À la fin du roman, Michèle Barrière propose un petit fascicule sur cette pomme d'or si intrigante pour les Français de la Renaissance et elle laisse alors libre cours à son engagement écologiste. Loin d'être rébarbatif, cet appendice, à la fois enrichissant et passionnant, donne envie de prendre son panier et d'aller flâner sur les marchés d'antan.
Laurence
Extrait :
En fidèle chevalier servant, François suivit Anicette dans ses achats. Catalan lui avait indiqué ses propres fournisseurs, ce qui traduisait la confiance qu'il avait en la jeune femme. François ne négligeait pas pour autant les étals de comestibles. Pendant qu'Anicette discutait avec un marchand de mastic de Chios, il s'était approché d'une échoppe présentant la casse d'Egypte, du safran perse, de la cardamome et de la cannelle d'Inde, du musc du Tibet, du galanga et de la rhubarbe de Chine.
Les odeurs le rendaient ivre de bonheur. Tout ce qu'il avait sous les yeux lui disait que le monde était un enchantement. Sa vocation était bien là : faire découvrir de nouvelles alliances subtiles de goûts et de saveurs. Étourdi par tant de richesses, il avait abandonné Anicette et se frayait un chemin à travers la foule de badauds et d'acheteurs. Il resta un long moment auprès d'un marchand de Gênes qui vendait vermicelles, fromages et thons marinés.

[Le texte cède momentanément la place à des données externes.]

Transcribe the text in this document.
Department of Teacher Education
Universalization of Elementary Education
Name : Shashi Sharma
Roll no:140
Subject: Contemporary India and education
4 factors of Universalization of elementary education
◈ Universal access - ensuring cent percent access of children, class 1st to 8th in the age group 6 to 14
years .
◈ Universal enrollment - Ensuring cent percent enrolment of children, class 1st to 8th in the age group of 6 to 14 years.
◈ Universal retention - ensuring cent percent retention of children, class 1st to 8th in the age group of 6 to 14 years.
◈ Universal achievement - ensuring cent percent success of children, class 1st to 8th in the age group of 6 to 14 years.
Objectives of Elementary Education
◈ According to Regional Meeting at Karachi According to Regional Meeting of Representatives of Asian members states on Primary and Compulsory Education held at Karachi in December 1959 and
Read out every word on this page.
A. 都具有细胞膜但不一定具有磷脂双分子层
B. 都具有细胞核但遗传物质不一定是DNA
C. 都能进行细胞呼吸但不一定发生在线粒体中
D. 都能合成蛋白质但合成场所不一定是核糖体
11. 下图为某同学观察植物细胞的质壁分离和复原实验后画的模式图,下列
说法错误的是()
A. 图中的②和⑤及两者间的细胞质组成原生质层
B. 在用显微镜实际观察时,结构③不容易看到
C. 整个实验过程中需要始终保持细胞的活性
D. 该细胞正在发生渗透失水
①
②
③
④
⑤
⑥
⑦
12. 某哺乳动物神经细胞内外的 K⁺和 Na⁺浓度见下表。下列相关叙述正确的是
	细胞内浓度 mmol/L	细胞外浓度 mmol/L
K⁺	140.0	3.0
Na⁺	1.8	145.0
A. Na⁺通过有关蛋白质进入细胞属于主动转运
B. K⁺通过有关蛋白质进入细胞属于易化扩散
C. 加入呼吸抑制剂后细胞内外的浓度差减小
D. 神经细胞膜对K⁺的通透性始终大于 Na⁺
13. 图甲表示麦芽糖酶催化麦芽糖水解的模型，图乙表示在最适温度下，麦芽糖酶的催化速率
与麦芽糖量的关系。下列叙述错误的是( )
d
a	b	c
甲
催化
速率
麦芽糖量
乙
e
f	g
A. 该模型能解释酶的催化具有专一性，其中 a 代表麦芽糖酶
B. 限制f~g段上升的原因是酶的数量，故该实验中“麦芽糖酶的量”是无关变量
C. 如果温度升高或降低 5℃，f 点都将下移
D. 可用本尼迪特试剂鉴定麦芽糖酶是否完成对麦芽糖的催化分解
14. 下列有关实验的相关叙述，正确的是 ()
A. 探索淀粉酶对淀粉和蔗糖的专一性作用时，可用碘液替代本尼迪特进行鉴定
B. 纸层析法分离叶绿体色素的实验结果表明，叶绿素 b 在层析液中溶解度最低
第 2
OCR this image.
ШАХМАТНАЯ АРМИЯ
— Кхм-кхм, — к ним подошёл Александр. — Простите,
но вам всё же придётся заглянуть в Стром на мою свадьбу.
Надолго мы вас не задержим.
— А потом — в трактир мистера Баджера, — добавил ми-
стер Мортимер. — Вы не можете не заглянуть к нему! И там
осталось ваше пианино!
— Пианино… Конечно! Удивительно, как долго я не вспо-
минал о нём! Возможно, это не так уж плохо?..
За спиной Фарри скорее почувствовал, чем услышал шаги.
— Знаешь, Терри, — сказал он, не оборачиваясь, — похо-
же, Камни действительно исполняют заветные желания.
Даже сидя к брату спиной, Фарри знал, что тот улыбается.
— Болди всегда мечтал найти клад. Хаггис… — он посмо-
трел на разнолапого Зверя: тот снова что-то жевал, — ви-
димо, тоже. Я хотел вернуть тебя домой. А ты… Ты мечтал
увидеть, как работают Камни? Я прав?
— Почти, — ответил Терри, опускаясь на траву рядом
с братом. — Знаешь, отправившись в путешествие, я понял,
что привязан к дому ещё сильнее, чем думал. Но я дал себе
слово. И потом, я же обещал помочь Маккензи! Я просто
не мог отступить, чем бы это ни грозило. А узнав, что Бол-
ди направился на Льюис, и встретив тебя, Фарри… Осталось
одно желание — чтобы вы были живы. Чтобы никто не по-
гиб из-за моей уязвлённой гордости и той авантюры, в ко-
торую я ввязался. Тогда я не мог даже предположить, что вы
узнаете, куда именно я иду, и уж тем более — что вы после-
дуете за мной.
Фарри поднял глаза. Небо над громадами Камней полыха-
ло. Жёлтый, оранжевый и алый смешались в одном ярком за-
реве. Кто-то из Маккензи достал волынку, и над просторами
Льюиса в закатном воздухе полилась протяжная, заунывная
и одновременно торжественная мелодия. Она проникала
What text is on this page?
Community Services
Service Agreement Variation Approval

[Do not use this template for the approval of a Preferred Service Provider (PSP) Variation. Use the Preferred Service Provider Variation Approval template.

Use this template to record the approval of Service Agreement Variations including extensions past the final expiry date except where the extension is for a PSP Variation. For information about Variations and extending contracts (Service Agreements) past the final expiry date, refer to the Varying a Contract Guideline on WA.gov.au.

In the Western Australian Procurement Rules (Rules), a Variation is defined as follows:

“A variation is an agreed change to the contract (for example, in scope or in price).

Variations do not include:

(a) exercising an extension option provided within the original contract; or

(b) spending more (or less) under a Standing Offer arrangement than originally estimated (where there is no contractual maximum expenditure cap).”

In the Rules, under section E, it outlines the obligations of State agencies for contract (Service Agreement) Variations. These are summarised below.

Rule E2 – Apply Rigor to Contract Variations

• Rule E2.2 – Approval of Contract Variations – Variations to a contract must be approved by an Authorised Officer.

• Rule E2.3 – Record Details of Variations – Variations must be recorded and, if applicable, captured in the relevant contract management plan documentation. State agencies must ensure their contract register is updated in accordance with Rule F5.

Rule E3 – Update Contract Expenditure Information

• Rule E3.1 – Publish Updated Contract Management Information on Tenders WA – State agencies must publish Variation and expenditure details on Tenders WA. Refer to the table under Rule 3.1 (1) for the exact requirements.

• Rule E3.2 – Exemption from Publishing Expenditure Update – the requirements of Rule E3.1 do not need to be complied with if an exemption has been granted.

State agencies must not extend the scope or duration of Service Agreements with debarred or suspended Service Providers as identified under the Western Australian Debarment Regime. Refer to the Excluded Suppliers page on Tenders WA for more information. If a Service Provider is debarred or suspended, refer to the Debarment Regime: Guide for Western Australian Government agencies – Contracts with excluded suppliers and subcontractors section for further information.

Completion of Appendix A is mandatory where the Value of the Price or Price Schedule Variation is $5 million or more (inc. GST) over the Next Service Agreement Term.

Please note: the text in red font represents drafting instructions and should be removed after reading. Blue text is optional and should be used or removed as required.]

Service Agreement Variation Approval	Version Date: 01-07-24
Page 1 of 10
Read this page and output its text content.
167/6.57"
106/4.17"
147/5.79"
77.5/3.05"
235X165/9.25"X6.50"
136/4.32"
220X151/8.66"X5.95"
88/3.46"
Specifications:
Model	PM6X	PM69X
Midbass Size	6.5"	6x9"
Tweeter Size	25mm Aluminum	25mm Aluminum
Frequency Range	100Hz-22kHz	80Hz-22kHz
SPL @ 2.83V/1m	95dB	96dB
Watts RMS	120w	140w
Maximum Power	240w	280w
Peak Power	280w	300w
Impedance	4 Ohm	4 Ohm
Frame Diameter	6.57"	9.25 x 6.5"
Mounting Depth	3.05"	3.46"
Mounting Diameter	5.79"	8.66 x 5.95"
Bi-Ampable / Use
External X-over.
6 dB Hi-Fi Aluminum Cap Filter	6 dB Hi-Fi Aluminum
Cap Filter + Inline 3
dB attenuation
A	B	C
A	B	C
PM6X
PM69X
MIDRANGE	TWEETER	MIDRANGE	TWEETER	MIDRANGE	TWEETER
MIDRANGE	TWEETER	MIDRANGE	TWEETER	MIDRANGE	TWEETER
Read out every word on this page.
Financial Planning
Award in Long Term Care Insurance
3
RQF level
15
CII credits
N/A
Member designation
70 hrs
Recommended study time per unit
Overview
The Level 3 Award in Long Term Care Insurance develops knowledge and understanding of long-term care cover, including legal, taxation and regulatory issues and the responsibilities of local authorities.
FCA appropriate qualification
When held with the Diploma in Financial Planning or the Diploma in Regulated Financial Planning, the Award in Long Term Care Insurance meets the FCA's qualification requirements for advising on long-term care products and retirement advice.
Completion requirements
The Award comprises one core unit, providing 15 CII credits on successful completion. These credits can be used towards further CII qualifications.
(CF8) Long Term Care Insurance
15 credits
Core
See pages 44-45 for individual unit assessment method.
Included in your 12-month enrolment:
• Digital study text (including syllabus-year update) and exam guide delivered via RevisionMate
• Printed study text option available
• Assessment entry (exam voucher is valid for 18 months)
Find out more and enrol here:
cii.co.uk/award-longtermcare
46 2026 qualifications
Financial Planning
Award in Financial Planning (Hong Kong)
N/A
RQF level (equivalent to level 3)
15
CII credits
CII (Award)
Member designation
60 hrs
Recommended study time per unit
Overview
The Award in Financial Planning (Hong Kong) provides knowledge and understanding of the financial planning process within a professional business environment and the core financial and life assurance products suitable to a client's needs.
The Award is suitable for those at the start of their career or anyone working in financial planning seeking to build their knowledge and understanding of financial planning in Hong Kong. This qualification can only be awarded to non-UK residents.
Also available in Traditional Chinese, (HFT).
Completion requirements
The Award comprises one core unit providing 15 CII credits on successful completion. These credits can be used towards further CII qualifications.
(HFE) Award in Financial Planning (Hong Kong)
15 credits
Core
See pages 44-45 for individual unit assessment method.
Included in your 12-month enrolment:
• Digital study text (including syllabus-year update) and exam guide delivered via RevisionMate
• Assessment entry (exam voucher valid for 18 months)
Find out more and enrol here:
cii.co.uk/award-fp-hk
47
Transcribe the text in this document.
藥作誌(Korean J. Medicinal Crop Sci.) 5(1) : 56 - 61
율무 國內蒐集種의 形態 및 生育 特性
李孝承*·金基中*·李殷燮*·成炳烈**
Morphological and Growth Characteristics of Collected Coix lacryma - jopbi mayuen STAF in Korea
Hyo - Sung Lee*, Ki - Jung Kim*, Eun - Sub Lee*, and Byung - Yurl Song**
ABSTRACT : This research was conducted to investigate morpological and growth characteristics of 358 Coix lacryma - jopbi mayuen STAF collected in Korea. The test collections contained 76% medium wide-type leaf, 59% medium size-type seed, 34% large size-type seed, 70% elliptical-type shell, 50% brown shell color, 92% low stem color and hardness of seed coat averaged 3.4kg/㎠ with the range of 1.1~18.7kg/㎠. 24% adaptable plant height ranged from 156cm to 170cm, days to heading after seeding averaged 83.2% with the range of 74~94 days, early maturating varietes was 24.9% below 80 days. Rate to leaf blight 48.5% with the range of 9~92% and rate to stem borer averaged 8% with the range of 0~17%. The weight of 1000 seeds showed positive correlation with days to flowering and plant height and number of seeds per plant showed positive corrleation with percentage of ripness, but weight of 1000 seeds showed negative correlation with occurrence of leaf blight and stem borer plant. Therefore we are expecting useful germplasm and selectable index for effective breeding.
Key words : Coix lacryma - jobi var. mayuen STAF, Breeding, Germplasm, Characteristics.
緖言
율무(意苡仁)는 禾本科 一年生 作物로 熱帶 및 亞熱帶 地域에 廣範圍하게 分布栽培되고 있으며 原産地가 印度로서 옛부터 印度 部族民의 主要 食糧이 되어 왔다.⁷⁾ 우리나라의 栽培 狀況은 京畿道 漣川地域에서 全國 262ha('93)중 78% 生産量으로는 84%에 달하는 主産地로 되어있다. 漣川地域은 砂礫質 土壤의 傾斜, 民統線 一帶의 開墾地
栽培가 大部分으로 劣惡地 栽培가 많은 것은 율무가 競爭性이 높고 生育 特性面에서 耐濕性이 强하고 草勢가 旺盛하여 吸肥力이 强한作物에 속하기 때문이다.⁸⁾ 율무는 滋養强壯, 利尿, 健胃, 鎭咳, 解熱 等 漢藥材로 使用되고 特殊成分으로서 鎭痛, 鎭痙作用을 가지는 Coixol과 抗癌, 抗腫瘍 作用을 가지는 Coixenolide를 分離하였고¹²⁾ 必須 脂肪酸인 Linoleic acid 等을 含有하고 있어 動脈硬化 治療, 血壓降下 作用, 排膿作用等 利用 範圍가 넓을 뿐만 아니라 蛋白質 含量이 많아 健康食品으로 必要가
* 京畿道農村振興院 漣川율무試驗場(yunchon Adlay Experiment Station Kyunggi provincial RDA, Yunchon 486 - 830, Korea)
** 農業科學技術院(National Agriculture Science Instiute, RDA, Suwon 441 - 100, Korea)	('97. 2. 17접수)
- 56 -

L'heure du repas approchait. Il rebroussa chemin, retrouva Anicette et l'entraîna au bord du Rhône où étaient concentrés les estaminets et baraques de traiteurs. Soudain, il se planta devant elle et déclara avec fougue :- J'ai une idée lumineuse, Anicette ! Il faudrait organiser une grande foire qui ne serait consacrée qu'à l'art de la gueule. Ily aurait des échoppes avec les spécialités de Gênes, Venise, Alexandrie, Constantinople, Barcelone... Il y aurait des fromages d'Arles, des Cévennes, de la Drôme, les vins de la vallée du Rhône. Cela s'appellerait "la Foire du goût". On pourrait aussi y inviter les maîtres queux de toute l'Europe qui s'affronteraient dans des concours de recettes. Ou pourquoi pas des chaircuitiers à qui on décernerait le prix du meilleur andouiller, du meilleur boudinier, du meilleur saucissier. À coup sûr, ce serait un grand succès.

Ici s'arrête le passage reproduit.